Reminds me of the PC-98
Or as it's known in English-speaking countries, the APC-III. I somehow ended up in possession of a box of APC-III software including a MS-DOS 3.3 boot disk. Now, my PC clone (a Sharp PC-7000A) only had MS-DOS 2.11 which certain newer MS-DOS games would refuse to run on, so having a DOS 3.3 disk would be a total upgrade (mind, this was back in the days where having a hard drive meant you were stinking rich in this region, so us plebs made do with floppies, with the added advantage that they could be copied and swapped with your cousins).
Except that the disk wouldn't boot proper, it would just bootloop, showing the Sharp BIOS screen, the Starting MS-DOS message, and then reboot a second later. All the programs in the box also rebooted the system when run. I wrote it off as the box of disks being faulty and threw them aside.

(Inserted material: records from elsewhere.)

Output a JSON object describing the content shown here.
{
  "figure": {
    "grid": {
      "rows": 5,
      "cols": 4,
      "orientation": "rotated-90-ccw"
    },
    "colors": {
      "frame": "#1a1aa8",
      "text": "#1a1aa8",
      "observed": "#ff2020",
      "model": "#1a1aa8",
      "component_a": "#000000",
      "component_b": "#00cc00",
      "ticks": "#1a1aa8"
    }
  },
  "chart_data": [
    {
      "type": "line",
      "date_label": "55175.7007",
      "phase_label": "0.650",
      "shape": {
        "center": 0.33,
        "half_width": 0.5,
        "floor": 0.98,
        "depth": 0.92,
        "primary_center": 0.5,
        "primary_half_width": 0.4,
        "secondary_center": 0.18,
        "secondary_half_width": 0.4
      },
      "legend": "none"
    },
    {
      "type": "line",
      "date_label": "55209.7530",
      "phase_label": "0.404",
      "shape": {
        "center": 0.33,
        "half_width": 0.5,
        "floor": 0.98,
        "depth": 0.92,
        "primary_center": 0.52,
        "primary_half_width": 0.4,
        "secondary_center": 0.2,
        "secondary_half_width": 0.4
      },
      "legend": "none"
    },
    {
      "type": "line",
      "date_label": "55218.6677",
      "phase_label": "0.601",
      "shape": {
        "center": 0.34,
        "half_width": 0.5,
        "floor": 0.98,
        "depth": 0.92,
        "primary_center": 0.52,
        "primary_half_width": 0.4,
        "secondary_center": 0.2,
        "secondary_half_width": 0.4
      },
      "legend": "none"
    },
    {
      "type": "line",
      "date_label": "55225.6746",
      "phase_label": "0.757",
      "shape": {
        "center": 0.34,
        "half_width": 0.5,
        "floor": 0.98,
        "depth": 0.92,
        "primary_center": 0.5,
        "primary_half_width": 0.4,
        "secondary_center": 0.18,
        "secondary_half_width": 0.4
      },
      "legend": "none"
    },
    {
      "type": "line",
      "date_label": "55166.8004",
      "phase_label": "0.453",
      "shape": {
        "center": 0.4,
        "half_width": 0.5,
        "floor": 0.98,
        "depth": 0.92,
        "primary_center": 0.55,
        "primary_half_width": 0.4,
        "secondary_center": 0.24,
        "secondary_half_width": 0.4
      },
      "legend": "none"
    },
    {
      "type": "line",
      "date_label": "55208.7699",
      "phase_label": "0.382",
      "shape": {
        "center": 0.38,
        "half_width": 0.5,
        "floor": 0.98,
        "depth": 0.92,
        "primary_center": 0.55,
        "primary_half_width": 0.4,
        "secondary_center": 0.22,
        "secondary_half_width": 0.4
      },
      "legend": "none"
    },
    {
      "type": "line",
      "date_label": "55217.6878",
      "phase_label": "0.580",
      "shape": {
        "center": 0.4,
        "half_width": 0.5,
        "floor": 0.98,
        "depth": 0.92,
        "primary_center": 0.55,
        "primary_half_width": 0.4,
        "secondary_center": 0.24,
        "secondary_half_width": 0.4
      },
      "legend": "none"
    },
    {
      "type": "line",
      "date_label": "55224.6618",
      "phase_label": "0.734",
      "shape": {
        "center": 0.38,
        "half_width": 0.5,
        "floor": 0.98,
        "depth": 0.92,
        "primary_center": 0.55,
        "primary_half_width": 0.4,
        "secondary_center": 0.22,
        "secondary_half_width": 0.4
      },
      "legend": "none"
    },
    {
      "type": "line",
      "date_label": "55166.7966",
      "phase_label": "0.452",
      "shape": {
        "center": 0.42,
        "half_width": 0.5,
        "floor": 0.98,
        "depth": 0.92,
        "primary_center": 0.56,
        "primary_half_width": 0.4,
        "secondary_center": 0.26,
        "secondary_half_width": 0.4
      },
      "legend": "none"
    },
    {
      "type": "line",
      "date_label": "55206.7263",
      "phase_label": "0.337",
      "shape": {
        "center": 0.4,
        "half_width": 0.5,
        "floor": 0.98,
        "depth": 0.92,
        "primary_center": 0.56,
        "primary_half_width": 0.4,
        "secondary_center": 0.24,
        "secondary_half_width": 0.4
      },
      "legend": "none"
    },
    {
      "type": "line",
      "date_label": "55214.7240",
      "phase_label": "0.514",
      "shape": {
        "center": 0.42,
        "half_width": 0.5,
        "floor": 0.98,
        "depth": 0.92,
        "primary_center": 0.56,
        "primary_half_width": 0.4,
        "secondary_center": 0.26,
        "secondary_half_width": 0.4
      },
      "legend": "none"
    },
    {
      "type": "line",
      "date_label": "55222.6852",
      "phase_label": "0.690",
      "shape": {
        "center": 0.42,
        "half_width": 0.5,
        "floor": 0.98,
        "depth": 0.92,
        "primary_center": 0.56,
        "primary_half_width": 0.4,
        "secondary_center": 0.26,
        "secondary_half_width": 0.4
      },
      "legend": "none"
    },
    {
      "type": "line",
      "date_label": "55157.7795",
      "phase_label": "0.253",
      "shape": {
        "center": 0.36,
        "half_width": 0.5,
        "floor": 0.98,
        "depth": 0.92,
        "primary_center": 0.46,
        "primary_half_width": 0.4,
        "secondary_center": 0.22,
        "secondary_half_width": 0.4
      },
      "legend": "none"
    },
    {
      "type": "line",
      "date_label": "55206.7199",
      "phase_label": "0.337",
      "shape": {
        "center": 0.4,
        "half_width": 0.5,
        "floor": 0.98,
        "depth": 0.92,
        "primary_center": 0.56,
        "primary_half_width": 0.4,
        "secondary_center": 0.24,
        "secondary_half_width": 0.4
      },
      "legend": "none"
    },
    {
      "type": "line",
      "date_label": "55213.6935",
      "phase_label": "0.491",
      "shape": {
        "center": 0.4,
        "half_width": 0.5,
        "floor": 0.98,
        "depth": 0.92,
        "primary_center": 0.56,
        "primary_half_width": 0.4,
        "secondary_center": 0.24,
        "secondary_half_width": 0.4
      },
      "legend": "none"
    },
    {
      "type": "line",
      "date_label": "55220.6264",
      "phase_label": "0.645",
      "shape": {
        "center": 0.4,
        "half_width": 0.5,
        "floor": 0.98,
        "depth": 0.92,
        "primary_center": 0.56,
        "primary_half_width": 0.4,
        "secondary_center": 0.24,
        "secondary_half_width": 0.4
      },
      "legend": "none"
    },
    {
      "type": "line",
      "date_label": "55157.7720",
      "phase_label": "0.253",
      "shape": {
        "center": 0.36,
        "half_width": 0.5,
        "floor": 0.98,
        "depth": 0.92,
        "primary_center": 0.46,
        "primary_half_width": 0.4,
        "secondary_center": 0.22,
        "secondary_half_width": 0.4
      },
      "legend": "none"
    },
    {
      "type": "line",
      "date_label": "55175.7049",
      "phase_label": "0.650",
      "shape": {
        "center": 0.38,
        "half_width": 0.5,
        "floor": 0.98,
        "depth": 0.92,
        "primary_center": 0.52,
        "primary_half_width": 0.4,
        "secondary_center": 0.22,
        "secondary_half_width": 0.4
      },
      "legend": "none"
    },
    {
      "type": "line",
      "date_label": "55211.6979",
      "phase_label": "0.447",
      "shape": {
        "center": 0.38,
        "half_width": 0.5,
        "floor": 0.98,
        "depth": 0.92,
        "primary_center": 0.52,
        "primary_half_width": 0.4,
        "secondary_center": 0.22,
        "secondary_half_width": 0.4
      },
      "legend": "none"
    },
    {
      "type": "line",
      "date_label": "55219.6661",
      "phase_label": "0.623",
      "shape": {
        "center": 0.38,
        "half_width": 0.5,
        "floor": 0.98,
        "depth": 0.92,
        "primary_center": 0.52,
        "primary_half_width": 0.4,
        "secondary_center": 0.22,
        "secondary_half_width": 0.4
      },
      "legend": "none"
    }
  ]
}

I later found out that NEC had injected extra code into their version of MS-DOS for APC-III/PC-98, as well as their pack-in software, to look for a "Copyright NEC" string in the BIOS, and not finding it, reboot continuously until the machine is shut off.
Cheeky.
I later found a copy of MS-DOS 4.02 from an Epson machine and that one isn't sabotaged in that way. Sure it was widely considered the worst version of MS-DOS ever created, but it offer me reprieve in that games that previously refused to run with a "Requires MS-DOS 3.3 or Later" error could at least now make it to the title screen before locking up.